Oddly, it also means catering to the portions of that audience who just want to give away free stuff.

* According to a 2007 Pew Internet & American Life Project Survey, more than half (53 percent) of American adults play video games, and about one in five adults (21%) play every day or almost every day.

Comment Re:Jackpot (Score 1) 617

The comments on this article make a good reality check for Libertarians.

They make a good reality check for anyone. Nobody should expect the receiver to pay for return shipping. I guess libertarians are most likely to expect that, though. After all, if you want to maintain the system, you'll have to pay for it.

Comment Re:Jackpot (Score 1) 617

Although they state that "unsolicited goods" can be treated as unconditional gifts that do not need to be returned, and that it is illegal for the sender to threaten legal action - the legislation they are based on adds the qualification that this only applies if there was no "prior request made by or on behalf of the recipient".

But without reading the law in question, and I would have no idea where to start because it's not US law, what does that actually mean?
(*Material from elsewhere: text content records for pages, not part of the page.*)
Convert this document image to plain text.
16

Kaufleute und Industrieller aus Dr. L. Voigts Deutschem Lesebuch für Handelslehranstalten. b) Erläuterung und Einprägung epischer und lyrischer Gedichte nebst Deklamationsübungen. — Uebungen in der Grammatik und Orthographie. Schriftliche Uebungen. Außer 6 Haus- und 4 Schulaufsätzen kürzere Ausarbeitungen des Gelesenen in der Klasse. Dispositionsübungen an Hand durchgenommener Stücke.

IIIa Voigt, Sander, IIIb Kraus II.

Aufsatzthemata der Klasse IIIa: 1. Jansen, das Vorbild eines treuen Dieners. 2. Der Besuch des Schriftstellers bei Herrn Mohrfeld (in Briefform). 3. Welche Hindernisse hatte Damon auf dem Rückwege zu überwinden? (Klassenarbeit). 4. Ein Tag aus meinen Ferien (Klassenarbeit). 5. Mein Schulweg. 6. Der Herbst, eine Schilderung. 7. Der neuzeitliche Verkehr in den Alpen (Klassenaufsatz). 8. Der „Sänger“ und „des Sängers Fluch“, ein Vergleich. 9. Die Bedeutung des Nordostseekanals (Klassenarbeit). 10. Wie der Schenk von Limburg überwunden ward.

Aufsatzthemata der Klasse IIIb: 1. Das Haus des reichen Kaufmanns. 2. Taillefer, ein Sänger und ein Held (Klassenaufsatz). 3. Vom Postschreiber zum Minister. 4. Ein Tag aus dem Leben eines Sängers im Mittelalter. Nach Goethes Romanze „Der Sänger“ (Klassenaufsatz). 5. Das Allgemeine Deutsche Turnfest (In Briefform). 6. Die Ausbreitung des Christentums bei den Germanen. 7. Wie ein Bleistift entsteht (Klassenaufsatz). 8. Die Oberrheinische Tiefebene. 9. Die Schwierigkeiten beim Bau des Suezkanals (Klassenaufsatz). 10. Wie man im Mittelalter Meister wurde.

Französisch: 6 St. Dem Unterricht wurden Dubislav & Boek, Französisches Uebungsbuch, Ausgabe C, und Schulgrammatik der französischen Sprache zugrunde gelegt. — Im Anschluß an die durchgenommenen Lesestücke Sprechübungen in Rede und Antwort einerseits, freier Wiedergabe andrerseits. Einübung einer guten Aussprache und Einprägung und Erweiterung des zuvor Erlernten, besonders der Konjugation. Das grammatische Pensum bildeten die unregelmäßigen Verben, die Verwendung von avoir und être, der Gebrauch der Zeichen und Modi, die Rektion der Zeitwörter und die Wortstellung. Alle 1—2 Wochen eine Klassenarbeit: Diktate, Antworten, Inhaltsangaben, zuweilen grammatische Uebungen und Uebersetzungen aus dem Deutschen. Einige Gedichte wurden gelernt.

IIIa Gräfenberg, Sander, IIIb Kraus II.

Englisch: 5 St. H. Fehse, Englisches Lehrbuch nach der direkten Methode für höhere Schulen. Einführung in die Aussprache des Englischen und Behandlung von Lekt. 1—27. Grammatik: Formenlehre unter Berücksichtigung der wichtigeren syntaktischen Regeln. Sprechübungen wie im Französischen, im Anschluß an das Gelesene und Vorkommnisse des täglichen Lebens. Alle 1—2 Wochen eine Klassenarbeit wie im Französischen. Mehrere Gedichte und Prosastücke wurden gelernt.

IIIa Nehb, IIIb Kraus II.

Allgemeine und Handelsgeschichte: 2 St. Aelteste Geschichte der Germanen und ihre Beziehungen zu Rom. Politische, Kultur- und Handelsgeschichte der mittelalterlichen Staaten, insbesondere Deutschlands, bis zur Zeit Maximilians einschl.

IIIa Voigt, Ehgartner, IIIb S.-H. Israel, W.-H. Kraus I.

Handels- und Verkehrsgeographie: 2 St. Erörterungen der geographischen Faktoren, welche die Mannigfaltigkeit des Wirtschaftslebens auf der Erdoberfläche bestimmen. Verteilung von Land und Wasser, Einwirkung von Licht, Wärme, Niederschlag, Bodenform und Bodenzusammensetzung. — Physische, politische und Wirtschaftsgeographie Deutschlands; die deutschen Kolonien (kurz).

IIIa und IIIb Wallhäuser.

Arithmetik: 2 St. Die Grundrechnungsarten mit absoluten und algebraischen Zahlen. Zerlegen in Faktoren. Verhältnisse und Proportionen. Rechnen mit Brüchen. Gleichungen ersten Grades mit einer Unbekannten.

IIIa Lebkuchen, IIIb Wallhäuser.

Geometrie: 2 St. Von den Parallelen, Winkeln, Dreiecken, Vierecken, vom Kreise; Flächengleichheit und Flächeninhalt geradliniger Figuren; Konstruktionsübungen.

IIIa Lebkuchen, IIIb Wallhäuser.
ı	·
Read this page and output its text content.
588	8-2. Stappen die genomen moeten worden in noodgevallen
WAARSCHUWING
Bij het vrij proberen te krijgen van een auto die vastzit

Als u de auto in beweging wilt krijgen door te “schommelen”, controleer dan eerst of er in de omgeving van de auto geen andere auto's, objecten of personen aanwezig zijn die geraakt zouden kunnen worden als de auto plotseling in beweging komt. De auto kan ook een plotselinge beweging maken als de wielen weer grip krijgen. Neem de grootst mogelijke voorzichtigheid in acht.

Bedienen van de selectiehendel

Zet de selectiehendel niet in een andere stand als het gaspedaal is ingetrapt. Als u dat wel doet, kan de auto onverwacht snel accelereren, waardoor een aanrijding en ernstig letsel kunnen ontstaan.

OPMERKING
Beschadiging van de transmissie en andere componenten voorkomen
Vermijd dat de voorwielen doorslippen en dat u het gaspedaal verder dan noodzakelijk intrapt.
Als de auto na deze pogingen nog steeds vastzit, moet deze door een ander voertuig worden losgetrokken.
Prior request for what? A prior request for anything? If I buy a Lamborghini Hat and then I am delivered a Lamborghini Aventador, does that count? I certainly haven't requested a car. Likewise, these people haven't requested a PS Vita.

Comment Re:Jackpot (Score 1) 617

But what is the *right* thing to do?

Keep it, to motivate them to get their shit straight next time. They write it off as a loss and maybe make some kind of insurance claim. Maybe they fire the person responsible, do a little housecleaning.

if somebody sends me something by mistake, then asks for it back, they are getting it back because that's what I would want them to do if I sent them something by mistake.

Maybe you shouldn't be sending things to people by mistake. It's pretty hard for an individual to do.

Comment Re:Jackpot (Score 1) 617

If you take it literally, yes. But you are being too literal.

Judges are like that as well "too literal". Haven't you people heard of situations of bank mistakes, people taking the money and running? Do you remember how they didn't get to keep it and did jail time for attempting to do so? The only difference here is the value is trivial in comparison, which means it's often considered a small enough amount that it's not worth locking people up for their dishonesty.

That is a lie, and you are a liar. The difference here is that someone has put a physical item in the mail, and sent it to you, and now you have it in your hot little hands. Absent an agreement to send it back, it is now yours as per U.S. law, as it is illegal for them to have actually sent you the package to begin with!

Now, this didn't happen in the US, so that's totally fucking irrelevant. But still, right now we're talking about US law, and it says that if someone sends you something you didn't order, you can keep it, send it back, donate it to charity, or indeed stick it up your arse if you're not violating any sodomy laws or other ostensibly unconstitutional but still-on-the-books bullshit.